But this sustainability report encounters what is already the fate of the internal investigation report implied by Compliance Law: this evidentiary treasure may contain information that does not have to be accessible to everyone:

🔴M.-A. Frison-Roche & M. Boissavy (eds.), 📕Compliance et droits de la défense. Enquête interne – CJIP – CRPC (Compliance and rights of the defence. Internal investigation – French Judicial Public Interest Agreement – French Guiltea plea procedure), 2024

The question of secrecy will therefore be raised in systemic disputes which may only be brought for the purpose of obtaining information, and all the more so as, unlike internal investigation reports, the information in the Sustainability Report may be strategic information (we find this essential question in connection with the Vigilance Plan and the systemic disputes to which it gives rise and will give rise).


2. The importance of the assurance provided by the professional

The expert acts ex ante. The judge will take into account this ‘assurance’ contained in the accreditation.

But because this new extra-financial accounting, which is also concerned with the enterprise's strategy for the future, will involve anticipating the judge's Ex Ante office as part of the evidential issue.

The professional, his training and the Regulation of his certification activity by the French H2A are therefore essential because credibility (a key notion in the Evidence System, which will be studied at the October 2024 conference-debate) rests largely on the firm, the certifier and the Regulator.

The role of the Regulator is to act as amicus curiae for the benefit of the judge.


III. TWO EXAMPLES OF THE LINK BETWEEN SUSTAINABILITY REPORTING AND SYSTEMIC LITIGATION: VIGILANCE LITIGATION AND ALGORITHMIC LITIGATION

I take these two examples because two conference-debates have already taken place, one on the Vigilance Systemic Litigation and the other on the relationship between Systemic Litigation and the Algorithmic System. Other conference-debates have shown this for the sustainability of the Digital System or for the sustainability of the Algorithmic System, or for the sustainability of chains of activities.

In this respect, and to stay with the more specific theme of sustainability reporting, it is the entire information system that is being transformed, and in different ways depending on the standards adopted, in the United States, Europe or elsewhere, whether we are content with information so that third parties adjust their behaviour, principally investments, or, as in Europe, whether Contract and Tort Law imposes this obligation so that the firm itself adjusts its own behaviour, its governance, its position in the world, in a renewed relationship with the stakeholders: in this case, saying and doing are intertwined, with CSRD being the twin of CS3D.

Furthermore, we can consider that non-financial information, through the sustainability report, its assurance of credibility and the Regulation of the audit carried out on it, itself constitutes a system.

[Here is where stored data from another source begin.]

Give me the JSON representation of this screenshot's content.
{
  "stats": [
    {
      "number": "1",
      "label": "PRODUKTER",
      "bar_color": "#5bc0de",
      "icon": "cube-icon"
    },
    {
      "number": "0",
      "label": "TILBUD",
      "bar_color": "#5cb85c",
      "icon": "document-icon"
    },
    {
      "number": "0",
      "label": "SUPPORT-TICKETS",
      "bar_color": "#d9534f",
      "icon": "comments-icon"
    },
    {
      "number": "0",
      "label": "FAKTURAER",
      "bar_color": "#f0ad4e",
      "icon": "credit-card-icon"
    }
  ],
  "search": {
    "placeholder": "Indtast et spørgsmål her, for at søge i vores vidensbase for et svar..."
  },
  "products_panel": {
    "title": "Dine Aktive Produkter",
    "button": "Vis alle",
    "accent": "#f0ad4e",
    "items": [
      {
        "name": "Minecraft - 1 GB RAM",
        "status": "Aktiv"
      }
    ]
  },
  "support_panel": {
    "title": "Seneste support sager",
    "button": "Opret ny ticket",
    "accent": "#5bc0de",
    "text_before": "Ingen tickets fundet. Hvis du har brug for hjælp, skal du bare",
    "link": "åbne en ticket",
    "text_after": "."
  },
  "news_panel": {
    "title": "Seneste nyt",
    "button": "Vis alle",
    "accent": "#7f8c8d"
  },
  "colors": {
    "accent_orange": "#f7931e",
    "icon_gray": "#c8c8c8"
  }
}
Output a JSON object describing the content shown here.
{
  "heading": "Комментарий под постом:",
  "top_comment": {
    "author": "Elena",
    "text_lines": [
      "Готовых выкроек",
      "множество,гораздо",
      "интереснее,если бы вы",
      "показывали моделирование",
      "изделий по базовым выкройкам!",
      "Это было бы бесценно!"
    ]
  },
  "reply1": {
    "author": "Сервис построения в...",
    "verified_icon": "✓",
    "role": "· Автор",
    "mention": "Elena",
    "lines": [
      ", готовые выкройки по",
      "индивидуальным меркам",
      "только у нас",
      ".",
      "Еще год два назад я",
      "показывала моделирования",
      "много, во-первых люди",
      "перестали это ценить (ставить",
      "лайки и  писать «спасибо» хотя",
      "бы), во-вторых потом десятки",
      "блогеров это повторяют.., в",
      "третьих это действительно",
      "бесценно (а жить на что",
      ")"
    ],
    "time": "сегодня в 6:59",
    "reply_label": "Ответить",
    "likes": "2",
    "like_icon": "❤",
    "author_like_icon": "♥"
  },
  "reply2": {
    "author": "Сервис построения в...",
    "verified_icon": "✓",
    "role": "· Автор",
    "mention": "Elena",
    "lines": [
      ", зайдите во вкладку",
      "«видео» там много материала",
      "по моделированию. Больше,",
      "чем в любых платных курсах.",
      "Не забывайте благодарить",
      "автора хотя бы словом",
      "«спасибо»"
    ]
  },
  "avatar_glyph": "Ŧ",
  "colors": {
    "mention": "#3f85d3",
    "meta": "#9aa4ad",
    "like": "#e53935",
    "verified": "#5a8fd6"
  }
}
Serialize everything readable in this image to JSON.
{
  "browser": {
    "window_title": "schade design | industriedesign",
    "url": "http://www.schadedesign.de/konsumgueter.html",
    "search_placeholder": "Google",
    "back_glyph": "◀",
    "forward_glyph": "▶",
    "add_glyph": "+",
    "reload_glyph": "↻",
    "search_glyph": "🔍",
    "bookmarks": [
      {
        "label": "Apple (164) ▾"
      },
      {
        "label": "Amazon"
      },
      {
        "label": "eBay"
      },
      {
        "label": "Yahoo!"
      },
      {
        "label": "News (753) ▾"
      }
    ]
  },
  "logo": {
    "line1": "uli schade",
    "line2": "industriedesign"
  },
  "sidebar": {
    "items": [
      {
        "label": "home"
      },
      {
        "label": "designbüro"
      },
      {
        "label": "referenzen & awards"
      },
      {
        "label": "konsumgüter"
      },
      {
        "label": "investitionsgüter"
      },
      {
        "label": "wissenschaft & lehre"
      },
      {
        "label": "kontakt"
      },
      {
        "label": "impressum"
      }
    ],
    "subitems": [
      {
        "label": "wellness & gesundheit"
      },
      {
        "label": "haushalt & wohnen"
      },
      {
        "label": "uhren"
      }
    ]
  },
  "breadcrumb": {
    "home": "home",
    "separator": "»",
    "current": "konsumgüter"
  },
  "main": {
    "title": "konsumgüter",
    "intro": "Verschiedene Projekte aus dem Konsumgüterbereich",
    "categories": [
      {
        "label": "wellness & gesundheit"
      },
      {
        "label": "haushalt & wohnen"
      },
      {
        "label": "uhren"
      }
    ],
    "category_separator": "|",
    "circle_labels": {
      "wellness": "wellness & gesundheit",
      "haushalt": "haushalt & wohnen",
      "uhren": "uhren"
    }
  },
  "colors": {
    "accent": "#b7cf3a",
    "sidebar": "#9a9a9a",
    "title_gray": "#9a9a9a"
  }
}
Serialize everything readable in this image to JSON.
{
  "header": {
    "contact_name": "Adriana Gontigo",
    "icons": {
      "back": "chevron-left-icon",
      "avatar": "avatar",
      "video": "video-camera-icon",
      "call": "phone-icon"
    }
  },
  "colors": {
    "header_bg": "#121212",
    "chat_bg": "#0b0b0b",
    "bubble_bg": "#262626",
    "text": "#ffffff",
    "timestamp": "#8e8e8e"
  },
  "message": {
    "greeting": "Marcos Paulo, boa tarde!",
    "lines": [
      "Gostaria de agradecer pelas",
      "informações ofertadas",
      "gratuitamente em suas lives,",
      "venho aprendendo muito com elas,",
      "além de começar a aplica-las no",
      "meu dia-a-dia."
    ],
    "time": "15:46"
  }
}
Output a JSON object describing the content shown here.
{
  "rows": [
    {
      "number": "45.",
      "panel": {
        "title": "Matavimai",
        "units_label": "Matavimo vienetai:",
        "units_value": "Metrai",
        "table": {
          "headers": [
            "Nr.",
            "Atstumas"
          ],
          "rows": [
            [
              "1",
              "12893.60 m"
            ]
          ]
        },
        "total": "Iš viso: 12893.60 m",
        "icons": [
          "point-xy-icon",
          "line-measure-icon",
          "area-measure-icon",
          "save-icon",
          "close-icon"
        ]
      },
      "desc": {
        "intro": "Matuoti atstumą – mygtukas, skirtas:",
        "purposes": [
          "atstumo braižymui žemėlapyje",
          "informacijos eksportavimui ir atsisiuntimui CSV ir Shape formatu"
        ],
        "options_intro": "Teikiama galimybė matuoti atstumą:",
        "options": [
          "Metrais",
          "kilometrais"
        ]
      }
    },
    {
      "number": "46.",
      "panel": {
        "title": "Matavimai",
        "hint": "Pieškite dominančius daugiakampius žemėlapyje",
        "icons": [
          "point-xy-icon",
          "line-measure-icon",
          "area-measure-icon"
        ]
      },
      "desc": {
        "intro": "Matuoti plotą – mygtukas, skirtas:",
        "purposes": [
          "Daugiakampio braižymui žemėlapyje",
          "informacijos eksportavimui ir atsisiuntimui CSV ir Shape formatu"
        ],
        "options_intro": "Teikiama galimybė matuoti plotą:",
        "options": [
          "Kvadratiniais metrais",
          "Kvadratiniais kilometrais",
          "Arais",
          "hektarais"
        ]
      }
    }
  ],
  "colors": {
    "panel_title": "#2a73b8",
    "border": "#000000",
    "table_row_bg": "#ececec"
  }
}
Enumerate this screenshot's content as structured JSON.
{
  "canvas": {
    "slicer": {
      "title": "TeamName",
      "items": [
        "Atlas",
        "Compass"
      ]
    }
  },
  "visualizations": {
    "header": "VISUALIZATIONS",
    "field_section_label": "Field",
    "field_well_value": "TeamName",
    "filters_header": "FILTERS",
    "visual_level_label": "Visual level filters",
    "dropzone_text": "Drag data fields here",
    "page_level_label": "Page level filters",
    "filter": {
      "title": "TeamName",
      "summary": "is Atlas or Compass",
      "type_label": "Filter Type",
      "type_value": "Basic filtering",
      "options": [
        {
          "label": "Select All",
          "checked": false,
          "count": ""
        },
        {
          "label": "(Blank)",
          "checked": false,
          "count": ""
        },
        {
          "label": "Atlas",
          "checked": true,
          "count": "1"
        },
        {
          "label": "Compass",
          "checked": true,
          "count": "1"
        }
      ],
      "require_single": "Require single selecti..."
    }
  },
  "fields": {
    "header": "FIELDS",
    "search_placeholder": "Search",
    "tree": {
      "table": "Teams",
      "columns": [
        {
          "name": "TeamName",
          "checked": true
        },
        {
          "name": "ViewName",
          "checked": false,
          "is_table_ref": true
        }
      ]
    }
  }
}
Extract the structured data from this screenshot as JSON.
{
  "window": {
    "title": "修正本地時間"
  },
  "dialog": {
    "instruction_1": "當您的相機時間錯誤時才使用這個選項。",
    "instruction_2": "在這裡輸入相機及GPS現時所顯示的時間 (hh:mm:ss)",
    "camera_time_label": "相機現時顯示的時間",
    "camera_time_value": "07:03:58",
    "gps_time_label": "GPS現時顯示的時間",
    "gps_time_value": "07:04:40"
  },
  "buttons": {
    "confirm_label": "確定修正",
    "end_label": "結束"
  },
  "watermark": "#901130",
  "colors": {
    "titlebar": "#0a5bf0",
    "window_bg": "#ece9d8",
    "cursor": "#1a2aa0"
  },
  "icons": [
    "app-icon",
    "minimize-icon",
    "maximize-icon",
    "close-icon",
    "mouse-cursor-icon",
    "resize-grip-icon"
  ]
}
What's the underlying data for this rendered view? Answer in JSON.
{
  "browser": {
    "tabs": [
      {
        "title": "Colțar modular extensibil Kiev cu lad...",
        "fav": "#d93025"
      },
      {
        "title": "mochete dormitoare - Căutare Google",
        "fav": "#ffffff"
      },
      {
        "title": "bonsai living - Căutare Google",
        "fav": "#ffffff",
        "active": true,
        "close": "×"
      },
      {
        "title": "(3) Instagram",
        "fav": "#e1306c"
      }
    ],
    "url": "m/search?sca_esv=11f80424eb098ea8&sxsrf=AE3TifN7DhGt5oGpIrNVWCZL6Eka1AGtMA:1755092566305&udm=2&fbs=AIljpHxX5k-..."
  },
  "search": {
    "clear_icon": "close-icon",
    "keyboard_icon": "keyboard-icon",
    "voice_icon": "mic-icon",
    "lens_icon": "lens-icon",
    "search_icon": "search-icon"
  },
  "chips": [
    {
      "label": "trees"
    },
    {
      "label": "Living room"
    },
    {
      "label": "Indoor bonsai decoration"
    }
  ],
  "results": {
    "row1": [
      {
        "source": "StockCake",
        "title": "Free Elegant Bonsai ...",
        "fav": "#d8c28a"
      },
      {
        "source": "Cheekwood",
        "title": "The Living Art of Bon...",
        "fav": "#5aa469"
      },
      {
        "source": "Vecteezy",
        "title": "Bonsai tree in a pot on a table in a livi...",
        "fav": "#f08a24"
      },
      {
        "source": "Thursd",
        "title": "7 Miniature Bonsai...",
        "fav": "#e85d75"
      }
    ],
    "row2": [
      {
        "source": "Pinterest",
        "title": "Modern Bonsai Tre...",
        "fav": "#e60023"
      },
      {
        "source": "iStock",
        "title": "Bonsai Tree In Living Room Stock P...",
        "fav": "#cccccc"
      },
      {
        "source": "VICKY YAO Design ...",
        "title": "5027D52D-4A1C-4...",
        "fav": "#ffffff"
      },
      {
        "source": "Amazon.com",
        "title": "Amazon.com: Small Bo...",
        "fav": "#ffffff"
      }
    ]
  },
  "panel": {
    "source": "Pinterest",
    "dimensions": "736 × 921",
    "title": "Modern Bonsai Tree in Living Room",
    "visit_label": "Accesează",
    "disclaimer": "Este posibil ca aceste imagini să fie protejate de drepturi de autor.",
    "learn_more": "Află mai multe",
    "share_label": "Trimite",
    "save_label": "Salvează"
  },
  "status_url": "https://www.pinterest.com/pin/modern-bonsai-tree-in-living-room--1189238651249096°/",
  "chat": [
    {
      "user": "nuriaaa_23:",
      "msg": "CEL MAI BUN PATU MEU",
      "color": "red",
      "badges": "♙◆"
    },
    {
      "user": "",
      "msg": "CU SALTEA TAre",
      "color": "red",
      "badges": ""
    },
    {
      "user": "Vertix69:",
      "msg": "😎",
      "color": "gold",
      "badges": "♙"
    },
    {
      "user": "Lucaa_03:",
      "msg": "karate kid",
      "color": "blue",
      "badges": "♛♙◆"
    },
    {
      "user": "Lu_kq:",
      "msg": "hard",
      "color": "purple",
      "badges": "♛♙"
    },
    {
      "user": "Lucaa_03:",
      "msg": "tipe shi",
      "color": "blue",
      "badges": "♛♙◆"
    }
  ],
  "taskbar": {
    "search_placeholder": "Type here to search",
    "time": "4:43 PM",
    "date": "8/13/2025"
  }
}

The system is then interwoven with other systems, which are themselves the subject of Emerging Systemic Litigation: firstly that of vigilance, which was examined in the series of conferences as a field of systemic litigation, then that of artificial intelligence, which was similarly examined.

Thus the duty of vigilance subjects firms to an Obligation of Compliance, the CSRD and the CS3D being twin texts: on the articulation between the CSRD and the CS3D, see intervention at the French H3C, 🔴M.-A. Frison-Roche, 🎥L'esprit des Lois en matière de vigilance (Spirit of Law in Vigilance matters), 2023.

Systemic Litigation will further articulate the 2 directives. On this articulation that judges will take into account in Systemic Litigation, 🔴M.-A. Frison-Roche, 🚧Duty of Vigilance: the way forward, 2024.

The sustainability report, insofar as it crosses the obligation of sustainability which reflects the duty of vigilance, will therefore be attracted to the Systemic Litigation to which Vigilance gives rise.

In the same way, algorithms can be a tool for accumulating and matching ESG data, which could lead to the same phenomenon of attraction. If this happens, this dimension will need to be present and understood, for example through amici curiae, in conjunction with the Regulators and the professions concerned.

In addition, as in any emerging mechanism, and as we have seen in the case of rating agencies, Tort Law could interfere if the liability of either the firm or the auditor were to be engaged, and the systemic perspective would then have to be integrated into the handling of the case, even before the ordinary judge.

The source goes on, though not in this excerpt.